Most parents have some kind of a medical/dental split in cost and so must let the other parent in on treatment plans and what's what, but as since BM is paying herself or with her insurance, why IMO I feel she should consult and include Dad (they have joint legal decision making, don't they?) she likely feels her kid, her insurance/money, none of Dad's business. She likes the control act of being 'I am the Mommy, you are the CS payer. 

The Sunday thing is a bit different. If the legal order was 50/50 and exchange set at Monday mornings, BM would have no business signing kid up on a Sunday afternoon that was scheduled as Dad's parenting time unless Dad agreed to it. Thus exactly why BM doesn't want to do a legal order on the new parenting time arrangement.

I love dogs's picture

The woman has no problem letting Dad have parenting time 50/50 as long as she can still yank it away when it suits her, control the minute details of SD and be the 100% parent in charge.... so she can still collect CS. 

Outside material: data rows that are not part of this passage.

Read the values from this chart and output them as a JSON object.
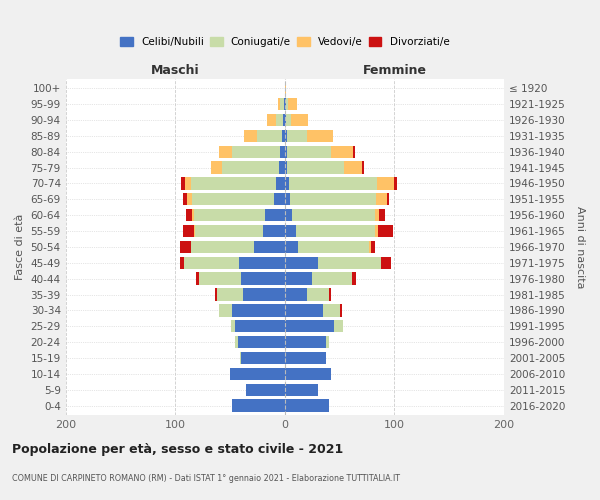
{
  "age_groups": [
    "100+",
    "95-99",
    "90-94",
    "85-89",
    "80-84",
    "75-79",
    "70-74",
    "65-69",
    "60-64",
    "55-59",
    "50-54",
    "45-49",
    "40-44",
    "35-39",
    "30-34",
    "25-29",
    "20-24",
    "15-19",
    "10-14",
    "5-9",
    "0-4"
  ],
  "birth_years": [
    "≤ 1920",
    "1921-1925",
    "1926-1930",
    "1931-1935",
    "1936-1940",
    "1941-1945",
    "1946-1950",
    "1951-1955",
    "1956-1960",
    "1961-1965",
    "1966-1970",
    "1971-1975",
    "1976-1980",
    "1981-1985",
    "1986-1990",
    "1991-1995",
    "1996-2000",
    "2001-2005",
    "2006-2010",
    "2011-2015",
    "2016-2020"
  ],
  "colors": {
    "celibi": "#4472C4",
    "coniugati": "#c8dca8",
    "vedovi": "#ffc266",
    "divorziati": "#cc1111"
  },
  "maschi_celibi": [
    0,
    1,
    2,
    3,
    4,
    5,
    8,
    10,
    18,
    20,
    28,
    42,
    40,
    38,
    48,
    45,
    43,
    40,
    50,
    35,
    48
  ],
  "maschi_coniugati": [
    0,
    3,
    6,
    22,
    44,
    52,
    78,
    75,
    65,
    62,
    58,
    50,
    38,
    24,
    12,
    4,
    2,
    1,
    0,
    0,
    0
  ],
  "maschi_vedovi": [
    0,
    2,
    8,
    12,
    12,
    10,
    5,
    4,
    2,
    1,
    0,
    0,
    0,
    0,
    0,
    0,
    0,
    0,
    0,
    0,
    0
  ],
  "maschi_divorziati": [
    0,
    0,
    0,
    0,
    0,
    0,
    4,
    4,
    5,
    10,
    10,
    4,
    3,
    2,
    0,
    0,
    0,
    0,
    0,
    0,
    0
  ],
  "femmine_celibi": [
    0,
    1,
    1,
    2,
    2,
    2,
    4,
    5,
    7,
    10,
    12,
    30,
    25,
    20,
    35,
    45,
    38,
    38,
    42,
    30,
    40
  ],
  "femmine_coniugati": [
    0,
    2,
    5,
    18,
    40,
    52,
    80,
    78,
    75,
    72,
    65,
    58,
    36,
    20,
    15,
    8,
    2,
    0,
    0,
    0,
    0
  ],
  "femmine_vedovi": [
    1,
    8,
    15,
    24,
    20,
    16,
    16,
    10,
    4,
    3,
    2,
    0,
    0,
    0,
    0,
    0,
    0,
    0,
    0,
    0,
    0
  ],
  "femmine_divorziati": [
    0,
    0,
    0,
    0,
    2,
    2,
    2,
    2,
    5,
    14,
    3,
    9,
    4,
    2,
    2,
    0,
    0,
    0,
    0,
    0,
    0
  ],
  "title": "Popolazione per età, sesso e stato civile - 2021",
  "subtitle": "COMUNE DI CARPINETO ROMANO (RM) - Dati ISTAT 1° gennaio 2021 - Elaborazione TUTTITALIA.IT",
  "xlabel_left": "Maschi",
  "xlabel_right": "Femmine",
  "ylabel_left": "Fasce di età",
  "ylabel_right": "Anni di nascita",
  "legend_labels": [
    "Celibi/Nubili",
    "Coniugati/e",
    "Vedovi/e",
    "Divorziati/e"
  ],
  "background_color": "#f0f0f0",
  "plot_bg_color": "#ffffff",
  "xlim": 200,
  "xticks": [
    -200,
    -100,
    0,
    100,
    200
  ]
}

If this isn't the truth, I don't know what is. It's not even about the money. BM having all of the control is the issue and with the $450 going out every month on top of 50/50, DH doesn't have much left for extracurriculars and such. And my job didn't go to full-time so I signed up for a certificate program that ends next spring and I'll get to bond with baby.

DH did briefly consult with the attorney and the attorney believes that almost 6 months with week on/ week off as the status quo and BM allowing much more time than COed (we have it documented) that should really help DH with getting AT LEAST 50%. He's always has 50% legal but BM still has always done everything without consulting him because he didn't originally have custody during the week with SD so why not, right?

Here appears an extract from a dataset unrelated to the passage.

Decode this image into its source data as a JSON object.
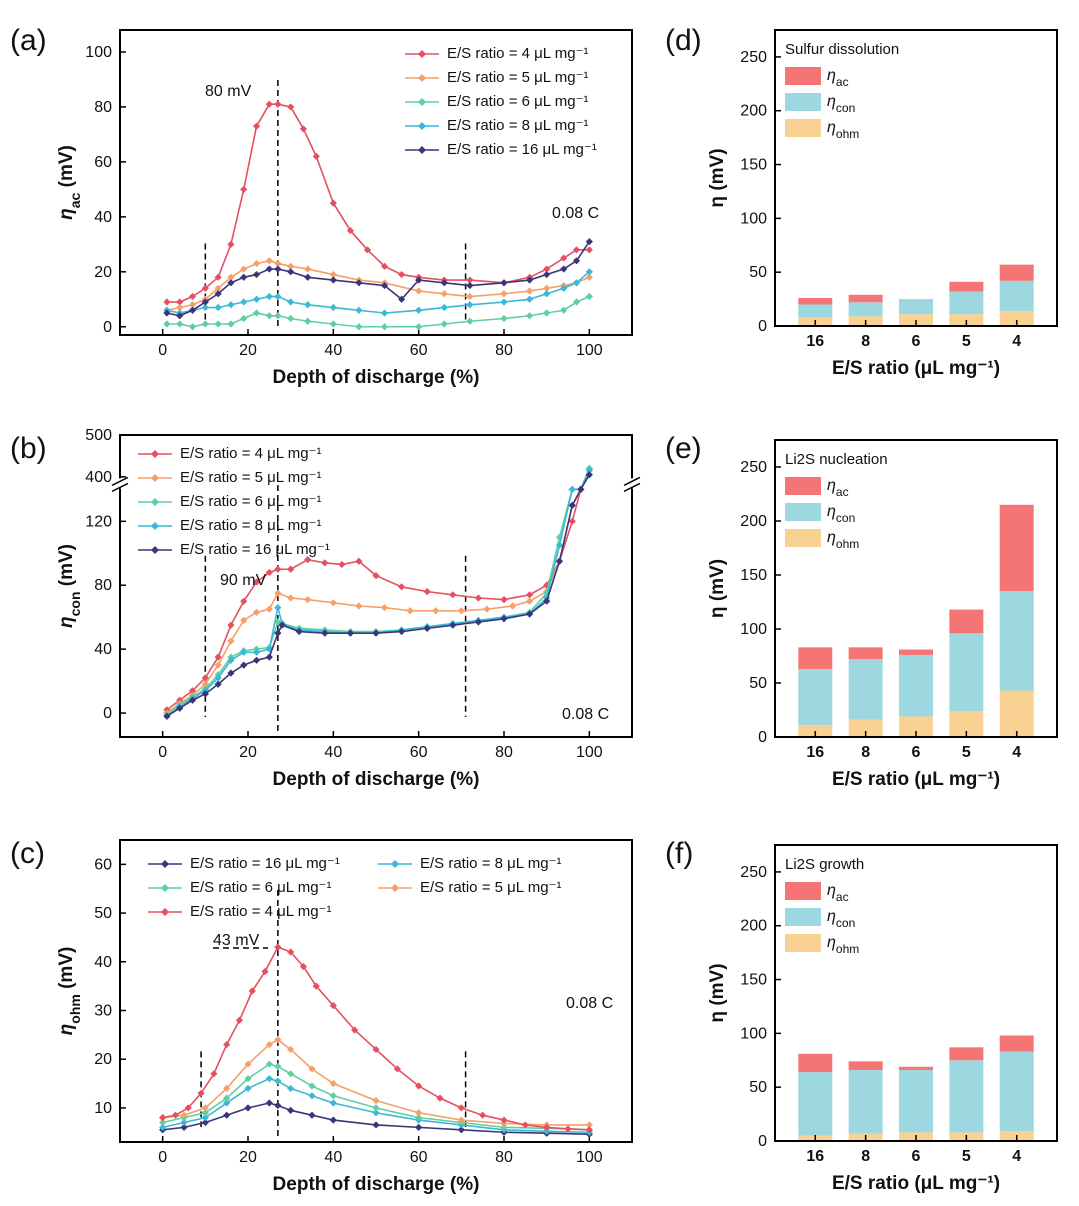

I think BM didn't think DH was serious about going back to court when they last spoke a few weeks ago. She has always had the upper hand when they were pro se and the attorney told him that he had been (legally) screwed but without representation, DH didn't know he could've had a bigger voice in the proceedings from almost 5 years ago. BM provides Medicaid for SD and medical costs were never outlined, just that DH has 50% legal say but BM still does as she pleases.